Gustavo Tato Borges reforça as críticas: “O ministro da Saúde [Manuel Pizarro] ainda não era ministro e já criticava a DGS, dizendo que deveria existir, sim, uma Direção-Geral para a Promoção da Saúde. A Agência de Promoção da Saúde que vai criar estará na secretaria de Estado e não na DGS, como deveria ser.” Diz até que o Governo está a ir contra a estratégia internacional de reforço das várias autoridades nacionais de saúde pedida após a pandemia e do serviço europeu de saúde pública que deverá ser criado. “O ministério está a ir em sentido contrário. A saúde pública vai ser espartilhada, sem qualquer capacidade de intervir.”
Os problemas agravam-se também a nível regional e local. “A saúde pública está integrada nas administrações regionais de saúde (ARS) e nos agrupamentos de centros de saúde e não sabemos o que vai acontecer, porque as próprias ARS vão ser extintas”, recorda Tato Borges. “A DGS precisa de ser reforçada de profissionais, grande parte tem 60 anos, e financeiramente, para que as pessoas tenham mais qualidade de vida.” As carências são muitas: “Vamos para os locais com papéis, porque não nos dão tablets, e temos de esperar por uma brecha para conseguirmos uma viatura. Durante a pandemia, a DGS teve de arranjar verbas, o orçamento não chegava para pagar o sistema trace-covid aos Serviços Partilhados do Ministério da Saúde, entidade igualmente pública, não faz sentido.” O sindicalista Roque da Cunha revela que “já foram feitas várias reuniões com a secretária de Estado da Promoção da Saúde, mas é preciso falar ao ministro”. Os especialistas realizaram um fórum médico esta semana e a própria Ordem dos Médicos vai intervir.
Ao Expresso, o Governo garante que não há razões para alarme. “O Ministério da Saúde acolhe todos os contributos para este importante debate, não se justificando nenhum alarmismo em relação ao futuro de uma instituição imprescindível e necessária ao país. Não existe qualquer esvaziamento da DGS. Pelo contrário, está em curso um amplo trabalho para a reforçar. Ainda esta semana decorreram diversas reuniões com esse mesmo objetivo, sendo disso exemplo as reuniões realizadas no contexto da internalização do processo de vacinação.”
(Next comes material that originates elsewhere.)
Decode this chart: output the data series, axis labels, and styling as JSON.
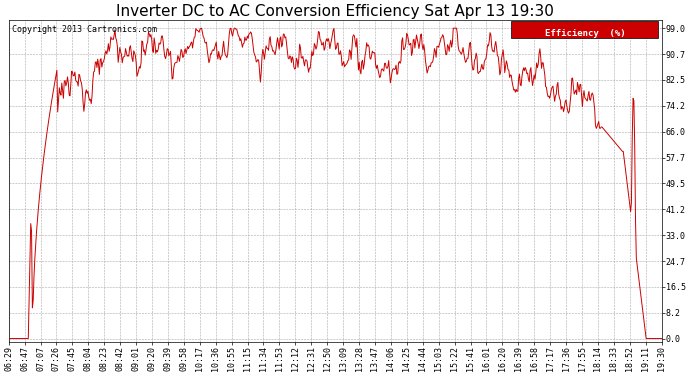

O ministério adianta ainda que, “ao mesmo tempo, está em atividade a Comissão para a Reforma da Saúde Pública, com a missão de proceder à elaboração de uma proposta de lei da saúde pública”. A estratégia irá no sentido de cumprir “os compromissos internacionais na área da saúde pública assumidos, nomeadamente, junto da Organização das Nações Unidas, da Organização Mundial da Saúde, do Conselho da Europa e da União Europeia nas áreas da proteção e promoção da saúde, bem como da prevenção da doença”.